Selon les croyances les plus anciennes, réveiller un somnambule risque de le tuer ; au moins de le rendre fou. En réalité, la science nous apprend que c’est l’inverse : le somnambulisme est la conséquence de l’interruption de la paralysie musculaire qui, normalement, accompagne le sommeil et permet d’éviter de vivre physiquement ses rêves, de marcher, de courir, de frapper ou de faire tout autre geste accompli dans l’univers onirique.

Le somnambule ne voit pas le réel ; il vit mentalement dans l’univers virtuel du rêve, tout en vivant physiquement dans le monde réel. Le réveiller n’est donc pas plus dangereux que de réveiller tout autre dormeur.

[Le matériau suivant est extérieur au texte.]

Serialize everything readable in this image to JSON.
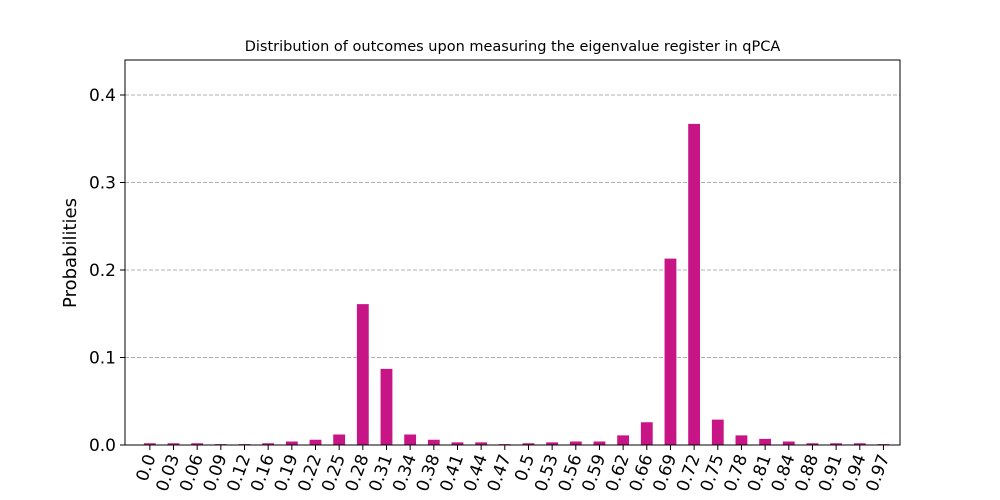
{
  "chart_data": {
    "type": "bar",
    "title": "Distribution of outcomes upon measuring the eigenvalue register in qPCA",
    "xlabel": "",
    "ylabel": "Probabilities",
    "categories": [
      "0.0",
      "0.03",
      "0.06",
      "0.09",
      "0.12",
      "0.16",
      "0.19",
      "0.22",
      "0.25",
      "0.28",
      "0.31",
      "0.34",
      "0.38",
      "0.41",
      "0.44",
      "0.47",
      "0.5",
      "0.53",
      "0.56",
      "0.59",
      "0.62",
      "0.66",
      "0.69",
      "0.72",
      "0.75",
      "0.78",
      "0.81",
      "0.84",
      "0.88",
      "0.91",
      "0.94",
      "0.97"
    ],
    "values": [
      0.002,
      0.002,
      0.002,
      0.001,
      0.001,
      0.002,
      0.004,
      0.006,
      0.012,
      0.161,
      0.087,
      0.012,
      0.006,
      0.003,
      0.003,
      0.001,
      0.002,
      0.003,
      0.004,
      0.004,
      0.011,
      0.026,
      0.213,
      0.367,
      0.029,
      0.011,
      0.007,
      0.004,
      0.002,
      0.002,
      0.002,
      0.001
    ],
    "yticks": [
      "0.0",
      "0.1",
      "0.2",
      "0.3",
      "0.4"
    ],
    "ylim": [
      0,
      0.44
    ],
    "grid": "y-dashed",
    "legend": "none",
    "bar_color": "#c71585",
    "grid_color": "#b0b0b0"
  }
}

Cela peut même se révéler salvateur pour le dormeur, et il faut toujours l’éveiller le plus vite possible, pour éviter qu’il n’en vienne à marcher au-dessus du vide, se saisir d’un couteau ou sauter par la fenêtre parce qu’il rêve qu’il est un oiseau.

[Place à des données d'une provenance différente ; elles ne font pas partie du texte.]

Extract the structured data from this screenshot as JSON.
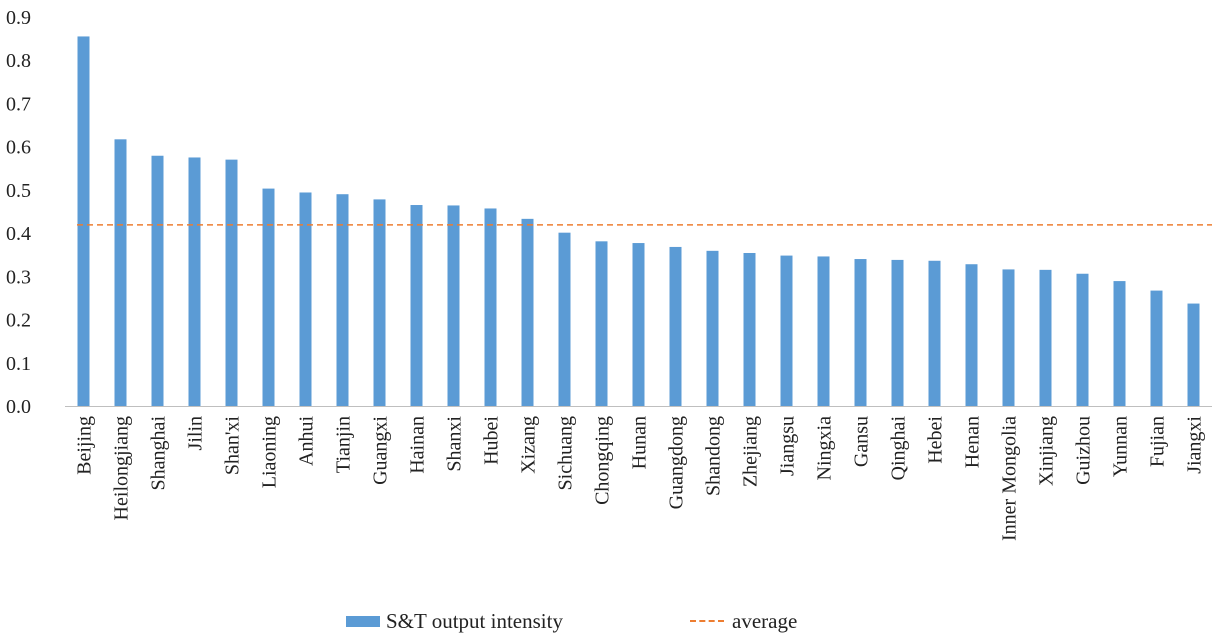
{
  "chart_data": {
    "type": "bar",
    "title": "",
    "xlabel": "",
    "ylabel": "",
    "ylim": [
      0,
      0.9
    ],
    "yticks": [
      "0.0",
      "0.1",
      "0.2",
      "0.3",
      "0.4",
      "0.5",
      "0.6",
      "0.7",
      "0.8",
      "0.9"
    ],
    "grid": false,
    "legend_position": "bottom",
    "categories": [
      "Beijing",
      "Heilongjiang",
      "Shanghai",
      "Jilin",
      "Shan'xi",
      "Liaoning",
      "Anhui",
      "Tianjin",
      "Guangxi",
      "Hainan",
      "Shanxi",
      "Hubei",
      "Xizang",
      "Sichuang",
      "Chongqing",
      "Hunan",
      "Guangdong",
      "Shandong",
      "Zhejiang",
      "Jiangsu",
      "Ningxia",
      "Gansu",
      "Qinghai",
      "Hebei",
      "Henan",
      "Inner Mongolia",
      "Xinjiang",
      "Guizhou",
      "Yunnan",
      "Fujian",
      "Jiangxi"
    ],
    "series": [
      {
        "name": "S&T output intensity",
        "type": "bar",
        "color": "#5b9bd5",
        "values": [
          0.855,
          0.617,
          0.579,
          0.575,
          0.57,
          0.503,
          0.494,
          0.49,
          0.478,
          0.465,
          0.464,
          0.457,
          0.433,
          0.401,
          0.381,
          0.377,
          0.368,
          0.359,
          0.354,
          0.348,
          0.346,
          0.34,
          0.338,
          0.336,
          0.328,
          0.316,
          0.315,
          0.306,
          0.289,
          0.267,
          0.237
        ]
      },
      {
        "name": "average",
        "type": "line",
        "style": "dashed",
        "color": "#ed7d31",
        "value": 0.419
      }
    ]
  }
}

Il en va de même pour les peuples, qui ne vivent pas toujours totalement dans le réel. En ce sens, ils sont somnambules. Certains, complètement, quand ils s’embarquent dans des délires idéologiques et façonnent un monde imaginaire – c’est le cas des peuples électrisés par des dirigeants charismatiques. D’autres, seulement par la faute de leurs élites, qui leur décrivent un monde conforme à leurs désirs et en déduisent des ­actions aussi suicidaires que de sauter dans un gouffre.

L’Histoire le démontre : plus les peuples s’engagent dans l’univers onirique, plus ils y prennent leurs aises, plus ils tardent à se réveiller, plus ils font confiance à des dirigeants reclus dans leurs rêves, plus les dégâts sont élevés et les réveils ­douloureux. La France d’aujourd’hui traverse un tel moment. Non qu’elle soit entièrement enfermée dans un monde imaginaire : beaucoup de ­citoyens sont lucides, ils savent la gravité du temps, par ce qu’ils vivent – la misère, le chômage, le travail aliénant, les fins de mois difficiles et, surtout, l’absence d’espoir d’en sortir jamais.

Ils savent aussi que le monde réel contient beaucoup de promesses bien plus magnifiques que les rêves les plus fous. Ils savent enfin qu’il leur faudrait se prendre en main, refuser les discours ­lénifiants et les promesses vides, et affronter tous les enjeux réels, sans les reporter sur les générations suivantes.

Mais nombre d’autres Français, et d’abord leur classe dirigeante, parlent et agissent comme dans un songe. Ils croient, et font croire, que la réalité est soumise à leurs désirs. Une entreprise est en difficulté ? Qu’à cela ne tienne, que l’Etat lui passe une commande ! On manque de policiers ? Pas de souci, qu’on en embauche !

Le risque terroriste augmente ? Aucun problème, qu’on enferme sans jugement tous les suspects et qu’on boucle les frontières devant tous les étrangers. Des changements climatiques sont à craindre ? Pas d’inquiétude, que l’on continue de vivre comme avant ! Jusqu’à ce que le réel se venge. Et il se vengera. Sous la forme d’une crise ­financière, d’un désastre climatique, d’une guerre ou d’une autre catastrophe.

Il est donc urgent de secouer les somnambules. Pour cela, il faut prendre conscience que la vie éveillée peut être bien plus belle que celle du monde imaginaire.

Et que, même si le réel présente des contraintes, il contient aussi de magnifiques promesses, de passionnantes aventures, bien plus exaltantes que celles que les rêves n’offriront jamais.